As an end, it cannot be grasped. But what about the means? Can we grasp the means, can we know the secret, can we possess the subtle method, by which it may be allowed to realize itself?
Again, unfortunately, in our efforts to grasp the secret key that unlocks the treasure house, whatever we have grasped, so far, has always turned out not to be it.
This is one thing, maybe the only thing, that I have learned during the past 13 years struggling to understand what is the secret of the Alexander work: Whatever I have found it to be, it has always turned out not to be that.
The end is something, but it is not that. The means, also, is always not that.
Thus, in the later version of Fukan-zazengi, Master Dogen spelled it out for us even more explicitly:
INMO NO JI O EN TO HOSSEBA, KYU NI INMO NO JI O TSUTOME YO.

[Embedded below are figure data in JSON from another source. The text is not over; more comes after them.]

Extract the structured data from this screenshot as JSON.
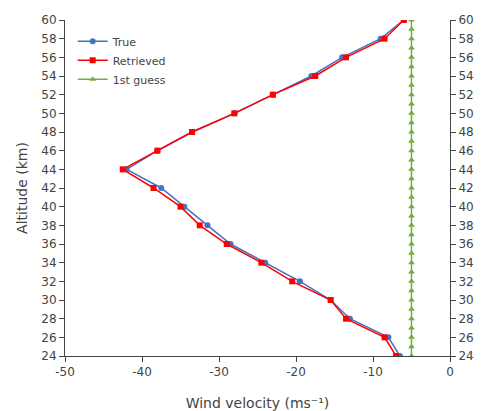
{
  "chart_data": {
    "type": "line",
    "xlabel": "Wind velocity (ms⁻¹)",
    "ylabel": "Altitude (km)",
    "series": [
      {
        "name": "True",
        "color": "#4472C4",
        "marker": "circle",
        "x": [
          -6.5,
          -8.0,
          -13.0,
          -15.5,
          -19.5,
          -24.0,
          -28.5,
          -31.5,
          -34.5,
          -37.5,
          -42.0,
          -38.0,
          -33.5,
          -28.0,
          -23.0,
          -18.0,
          -14.0,
          -9.0,
          -6.0
        ],
        "values": [
          24,
          26,
          28,
          30,
          32,
          34,
          36,
          38,
          40,
          42,
          44,
          46,
          48,
          50,
          52,
          54,
          56,
          58,
          60
        ]
      },
      {
        "name": "Retrieved",
        "color": "#FF0000",
        "marker": "square",
        "x": [
          -7.0,
          -8.5,
          -13.5,
          -15.5,
          -20.5,
          -24.5,
          -29.0,
          -32.5,
          -35.0,
          -38.5,
          -42.5,
          -38.0,
          -33.5,
          -28.0,
          -23.0,
          -17.5,
          -13.5,
          -8.5,
          -6.0
        ],
        "values": [
          24,
          26,
          28,
          30,
          32,
          34,
          36,
          38,
          40,
          42,
          44,
          46,
          48,
          50,
          52,
          54,
          56,
          58,
          60
        ]
      },
      {
        "name": "1st guess",
        "color": "#70AD47",
        "marker": "triangle-up",
        "x": [
          -5,
          -5,
          -5,
          -5,
          -5,
          -5,
          -5,
          -5,
          -5,
          -5,
          -5,
          -5,
          -5,
          -5,
          -5,
          -5,
          -5,
          -5,
          -5,
          -5,
          -5,
          -5,
          -5,
          -5,
          -5,
          -5,
          -5,
          -5,
          -5,
          -5,
          -5,
          -5,
          -5,
          -5,
          -5,
          -5,
          -5
        ],
        "values": [
          24,
          25,
          26,
          27,
          28,
          29,
          30,
          31,
          32,
          33,
          34,
          35,
          36,
          37,
          38,
          39,
          40,
          41,
          42,
          43,
          44,
          45,
          46,
          47,
          48,
          49,
          50,
          51,
          52,
          53,
          54,
          55,
          56,
          57,
          58,
          59,
          60
        ]
      }
    ],
    "xlim": [
      -50,
      0
    ],
    "xticks": [
      -50,
      -40,
      -30,
      -20,
      -10,
      0
    ],
    "ylim": [
      24,
      60
    ],
    "yticks": [
      24,
      26,
      28,
      30,
      32,
      34,
      36,
      38,
      40,
      42,
      44,
      46,
      48,
      50,
      52,
      54,
      56,
      58,
      60
    ],
    "y2lim": [
      24,
      60
    ],
    "y2ticks": [
      24,
      26,
      28,
      30,
      32,
      34,
      36,
      38,
      40,
      42,
      44,
      46,
      48,
      50,
      52,
      54,
      56,
      58,
      60
    ],
    "grid": false,
    "legend": "upper left"
  }
}
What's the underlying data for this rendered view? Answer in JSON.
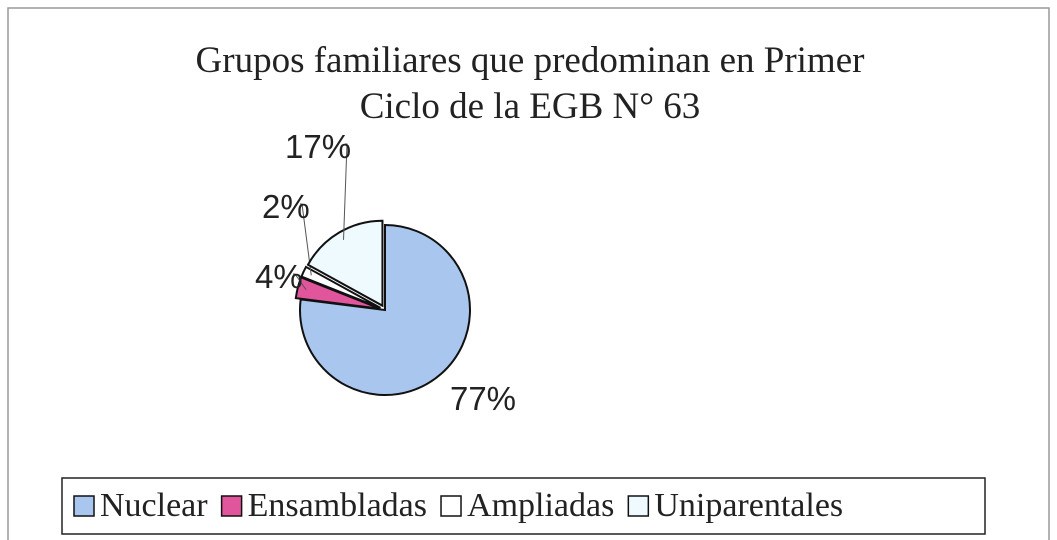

“Wanting to get that which is it, urgently practice that which is it.”
The meaning is exactly the same as in the earlier version of Fukan-zazengi, but in the later version the recognition is more explicit, that what Master Dogen calls “sitting-zen” is not blind end-gaining Zen, is not regimented, parade-ground Zen, is not the Zen that Mike Cross and the like are prone to think they have mastered already.
Wanting to realize it, urgently attend to sitting-zen -- not to endgaining zen, but to the sitting which is the traditional embodiment of the impossibility of me doing what I want to do, which is to change this into it.
Wanting to realize it, urgently attend to that which is always "not that."
The kind of urgency required may be that of a top batsman batting well against a very fast bowler. His movements appear unhurried, but his mind is working very fast.
Urgency is required, because our unconscious reactions are so quick. We may know intellectually that it is always not that. But fear of being wrong, and the associated tendency of trying to be right, are not only functions of the intellect. Their root goes deeper. The grasping hand and aspiring eye are not susceptible to the weedy power of the intellect alone.
Understanding that our unconscious reactions are so quick, FM Alexander frequently admonished his students: “The conscious mind must be quickened.” He also wrote that “Time is the essence of the contract.” He wasn’t after quick results.
A Japanese proverb says, ISOGABA MAWARE, "When in a hurry, take the indirect route." Thus it may have been that, thanks to ancient individuals like Zen Master Dogen, a bit of the Buddha's wisdom, the wisdom of non-endgaining, seeped even into Japanese culture.
Time is the essence of the contract. And yet, in a learning process that can’t be hurried, the conscious mind must be quickened.
We need plenty of time to forget involvements, to let integration happen spontaenously, naturally -- not trying to get it. And yet, wanting to get it, we are told to practice sitting-zen -- and be quick about it!
If we want to get it, we should urgently practice that which is it -- not learning Zen, not Dogen Zen, not Rinzai Zen, Not Soto Zen, not hardcore Zen, not chin-pulling Zen, not end-gaining Zen.
If we want to get it, quickening the conscious mind, we should deftly practice bowing-zen, exhaling-zen, swaying-zen.
Wanting to get it, we should quickly practice sitting-zen.
Having got it already, Master Dogen instructs us that we should move the body slowly -- but that is material for another post.